Bize kendinizi tanıtır mısınız? Çalışma koşullarınızdan ve direniş sürecinizden bahseder misiniz?
Veli Aydın: İsmim Veli Aydın. 1 yıldır BEDAŞ’ta çalışıyorum. Bize Tes-İş’e geçin dediler. Yaklaşık 3 bine yakın para teklif ettiler. Tabii biz bunu ahlakî bulmadık. Sırf para için Tes-İş’e geçiyorsak bu ilkesiz bir insan olduğumuzu gösterirdi. Bu nedenle Tes-İş’e geçmedik. Enerji-Sen bizim yanımızdaydı. Bizim sahaya normalde iki kişi çıkmamız gerekirken biz tek kişi çıkıyorduk. Bundan dolayı sözlü ve fiziksel şiddete maruz kalıyorduk, saldırıya maruz kalıyorduk.
Hakan Değirmenci: Ben Hakan Değirmenci, 13 aydır BEDAŞ’ta kesme-açma biriminde çalışıyorum. Biz Şubat ayının sonundan beri İş Sağlığı ve Güvenliği Yasası maddelerinin uygulanması adına Enerji- Sen Sendikası olarak yazılı ve sözlü BEDAŞ yönetimiyle irtibat halindeydik. Maalesef bununla ilgili tabiri caizse bir arpa boyu yol alamadık, kimi zaman hiç kaile alınmadık. Bu sebepten dolayı, yani can güvenliğimiz olmadığı için iş bırakma eylemine de gittik. Taksim’de sloganlarla bir eylem yaptık. Bu süreç içerisinde sarı sendika Tes-İş ile toplu iş sözleşmesi oldu. Biz aynı zamanda buna da karşıydık. En basit örneği, 6 savunmayla hiçbir hak talep etmeksizin işten çıkarılma maddesi vardı. İşbirlikçi sendikayla öyle bir düzenek hazırlanmış ki bizim normalde yeni yılda almamız gereken zam hakkımız bile sözleşmede kazanım gibi gösterildi. Sözleşmede iş güvenliği ile ilgili hiçbir madde yer almıyordu. Aksine daha kötü sonuçlara uğratabilecek maddeler vardı. Biz buna da karşı durduk. Toplu iş sözleşmesi ilgili protokol yapmak istedik çünkü iki tane sendika var. Bununla ilgili eylem sonucunda Kani Beko ile Abdullah Atalay görüşme sağladı. Yapılan görüşmede Kani Beko, iş güvenliği ve iş barışı sağlanmadığını, bununla ilgili bir hukuksuzluk olduğunu dile getirdi. Çünkü yapılan sözleşmede hem Enerji-Sen’li arkadaşlarımız hem de sendikasız olan arkadaşımız toplu sözleşmeden yararlanamıyordu. Ama biz bu toplu sözleşmenin maddelerinden olan 6 savunma ile işten çıkarıldık. Böyle de bir hukuksuzluk var yani. Bir de yine hukuksuzca kurulan iş sağlığı ve güvenliği kurulu var, yedi kişiden oluşan. 3 tanesi işveren temsilcisi, 2 tanesi sarı sendika Tes-İş’e bağlı temsilci, bir doktor, bir de mühendisti. Biz bununla ilgili eylem yapmak, emre itaatsizlik, amirine karşı gelmek, kurumun bilgilerini dışarı sızdırmak, -hırsızlık ve rüşvet almak gibi yüz kızartıcı suçlamalar da var- ki bu insanın onuruna dokunan bir şeydir; suçlandık.
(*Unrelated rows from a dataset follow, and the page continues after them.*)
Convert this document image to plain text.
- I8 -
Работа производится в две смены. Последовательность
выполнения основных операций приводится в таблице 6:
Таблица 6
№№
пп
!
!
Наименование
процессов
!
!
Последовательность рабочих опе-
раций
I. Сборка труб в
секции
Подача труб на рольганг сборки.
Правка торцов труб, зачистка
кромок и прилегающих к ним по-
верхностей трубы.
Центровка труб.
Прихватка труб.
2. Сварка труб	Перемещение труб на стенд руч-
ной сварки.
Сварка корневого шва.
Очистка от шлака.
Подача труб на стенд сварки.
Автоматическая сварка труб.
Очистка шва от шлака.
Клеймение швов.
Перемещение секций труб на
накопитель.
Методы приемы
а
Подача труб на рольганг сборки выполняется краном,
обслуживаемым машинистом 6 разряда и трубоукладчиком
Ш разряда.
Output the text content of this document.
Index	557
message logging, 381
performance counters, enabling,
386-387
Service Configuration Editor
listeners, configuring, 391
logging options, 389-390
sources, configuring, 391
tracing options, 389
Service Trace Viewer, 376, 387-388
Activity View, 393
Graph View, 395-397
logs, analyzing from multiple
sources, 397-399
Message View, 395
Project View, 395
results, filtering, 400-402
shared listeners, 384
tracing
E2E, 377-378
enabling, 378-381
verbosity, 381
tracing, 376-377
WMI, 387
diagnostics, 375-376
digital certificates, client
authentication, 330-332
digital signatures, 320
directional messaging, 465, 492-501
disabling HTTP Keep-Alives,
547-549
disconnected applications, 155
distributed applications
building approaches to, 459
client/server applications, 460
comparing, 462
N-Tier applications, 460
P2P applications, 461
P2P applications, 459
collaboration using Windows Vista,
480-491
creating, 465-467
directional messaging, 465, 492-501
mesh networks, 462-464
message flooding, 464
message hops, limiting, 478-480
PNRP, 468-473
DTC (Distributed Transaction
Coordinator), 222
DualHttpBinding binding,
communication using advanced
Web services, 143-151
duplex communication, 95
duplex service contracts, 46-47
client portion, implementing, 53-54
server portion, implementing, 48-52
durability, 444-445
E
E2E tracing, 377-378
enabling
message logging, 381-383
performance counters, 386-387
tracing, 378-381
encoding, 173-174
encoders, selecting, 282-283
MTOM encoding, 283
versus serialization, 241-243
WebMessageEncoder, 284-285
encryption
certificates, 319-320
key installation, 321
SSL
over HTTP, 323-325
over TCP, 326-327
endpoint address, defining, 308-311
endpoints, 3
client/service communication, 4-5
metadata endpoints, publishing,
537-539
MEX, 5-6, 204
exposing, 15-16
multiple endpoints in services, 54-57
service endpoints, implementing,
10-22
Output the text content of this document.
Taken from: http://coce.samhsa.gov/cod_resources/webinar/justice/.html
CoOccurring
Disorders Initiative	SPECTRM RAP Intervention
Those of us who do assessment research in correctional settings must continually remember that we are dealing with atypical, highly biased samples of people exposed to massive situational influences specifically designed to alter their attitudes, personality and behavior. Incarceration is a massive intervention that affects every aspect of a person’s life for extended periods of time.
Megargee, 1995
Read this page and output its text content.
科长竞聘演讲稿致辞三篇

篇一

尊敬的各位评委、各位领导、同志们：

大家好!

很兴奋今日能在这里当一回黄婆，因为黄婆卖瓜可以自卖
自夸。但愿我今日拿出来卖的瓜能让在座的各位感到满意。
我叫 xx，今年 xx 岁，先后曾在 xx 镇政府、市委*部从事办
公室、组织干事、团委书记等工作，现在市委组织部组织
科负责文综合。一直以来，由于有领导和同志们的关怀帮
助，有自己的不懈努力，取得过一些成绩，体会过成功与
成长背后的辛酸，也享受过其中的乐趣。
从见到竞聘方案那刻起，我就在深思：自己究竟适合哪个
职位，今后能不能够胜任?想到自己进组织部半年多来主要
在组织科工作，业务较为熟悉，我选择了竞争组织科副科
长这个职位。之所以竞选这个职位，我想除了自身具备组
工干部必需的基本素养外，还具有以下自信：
Ertan Karaman: 4 aydır BEDAŞ çalışanıyım. BEDAŞ’a ilk girdiğim zaman bir haftalık bir eğitim sürecimiz oldu. İş sağlığı ve güvenliği eğitimi ve ilk yardım eğitimi adı altında. Eğitimimizi aldık buraya geldik. Baktık ki hiçbir alakası yok. Anlatılanlarla çalışırken gördüklerimiz, yaşadıklarımız hiç birbirini tutmuyor. Çalışmaya başlayınca ikinci gün Enerji-Sen’e üye oldum. Çünkü burada çalışan ustalarımın, ağabeylerimin ileriye ve geriye dönük hakları vardı, onları talep ediyorlardı. Düşündüm kendi kendime dedim ki “bugün ağabeylerimin başına gelenler yarın bir gün benim de başıma gelecek.” İş sağlığı ve güvenliği için malzemelerin temin edilmesini istedik şirketten fakat malzeme verilmedi. Bu süreç içinde iki arkadaşımız işten atıldı. Biz atılan arkadaşlarımız için iş yavaşlattık, Taksim’de eylem yaptık. Sonra bir baktık ki biz kapının önüne koyulmuşuz. İşten çıkartılma sebeplerimize baktığımız zaman hırsızlık, dışarıya bilgi sızdırma gibi şeyler. Öncelikle BEDAŞ’a soruyorum: Biz 26 kişi olarak ne çalmışız? Dışarıya bilgi olarak ne sızdırmışız? Abonelerin borcunu söylemek bilgi sızdırmak mı oluyor?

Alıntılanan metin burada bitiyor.